Quant à la pandémie, elle n’est apparemment plus un problème. Les photos montrant des migrants entassés dans des cages et les informations selon lesquelles beaucoup sont relâchés malgré un test positif au coronavirus n’ont jamais été évoquées. Pas la peine de gâcher les bonnes vibrations.

Les faits concernant l’immigration illégale sont assez simples. Donald Trump a fait campagne sur cette question et, après de faux départs et malgré une opposition démocrate unifiée, il a fini par mettre en place une série de politiques et d’actions qui ont endigué la marée. Il a construit de grands pans de mur, expulsé les étrangers criminels et conclu un accord avec le Mexique selon lequel les personnes demandant l’asile devraient attendre au Mexique.

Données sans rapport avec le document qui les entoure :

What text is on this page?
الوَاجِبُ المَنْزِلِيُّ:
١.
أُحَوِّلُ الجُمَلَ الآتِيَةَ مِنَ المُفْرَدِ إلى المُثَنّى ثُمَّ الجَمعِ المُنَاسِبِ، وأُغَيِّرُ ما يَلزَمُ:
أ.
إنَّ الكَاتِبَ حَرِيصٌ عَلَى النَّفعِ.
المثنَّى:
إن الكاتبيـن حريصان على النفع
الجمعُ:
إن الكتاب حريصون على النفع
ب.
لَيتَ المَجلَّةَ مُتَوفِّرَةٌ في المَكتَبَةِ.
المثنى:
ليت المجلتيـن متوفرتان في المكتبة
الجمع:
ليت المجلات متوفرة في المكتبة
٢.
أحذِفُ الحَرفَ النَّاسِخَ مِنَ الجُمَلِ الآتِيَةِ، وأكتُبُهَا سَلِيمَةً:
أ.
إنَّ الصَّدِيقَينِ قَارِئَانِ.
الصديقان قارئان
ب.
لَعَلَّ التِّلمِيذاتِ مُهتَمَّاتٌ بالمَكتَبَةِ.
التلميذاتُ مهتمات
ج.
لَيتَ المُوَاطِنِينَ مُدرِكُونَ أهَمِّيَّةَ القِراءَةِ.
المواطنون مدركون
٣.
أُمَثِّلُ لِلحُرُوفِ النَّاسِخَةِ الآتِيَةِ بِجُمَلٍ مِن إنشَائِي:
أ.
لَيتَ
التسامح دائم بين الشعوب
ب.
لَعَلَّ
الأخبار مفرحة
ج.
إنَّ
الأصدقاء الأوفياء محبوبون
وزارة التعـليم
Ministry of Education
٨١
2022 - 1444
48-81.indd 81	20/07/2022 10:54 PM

C’est également un fait que M. Biden a fait sauter chacun de ces piliers et prétend maintenant avoir hérité d’un gâchis.

Étrangement, il a également insisté sur le fait que les chiffres qui montrent une augmentation des migrants en ce moment « se produisent chaque année, sans exception. Rien n’a changé ».

Soit il est mal informé, soit il ment. Des nombres records d’arrivées sont signalés quotidiennement, et NBC a récemment déclaré que les traversées étaient les plus élevées depuis 20 ans.

Là-dessus, encore une fois, Biden n’a pas été contesté.

La preuve définitive que la presse a abdiqué son rôle a été apportée lorsque le président a refusé de dire quand il autoriserait les médias à accéder aux centres de détention à la frontière. Il a dit qu’il faudrait attendre que son équipe mette en place ses nouveaux programmes.

Si Donald Trump avait dit la même chose, le ciel lui serait tombé sur la tête et les médias auraient déclaré que la démocratie était morte. Mais quand c’est Joe Biden qui le dit, les médias boivent ses paroles comme du petit lait.

Ajoutez donc la transparence à la liste des choses qui n’ont plus d’importance.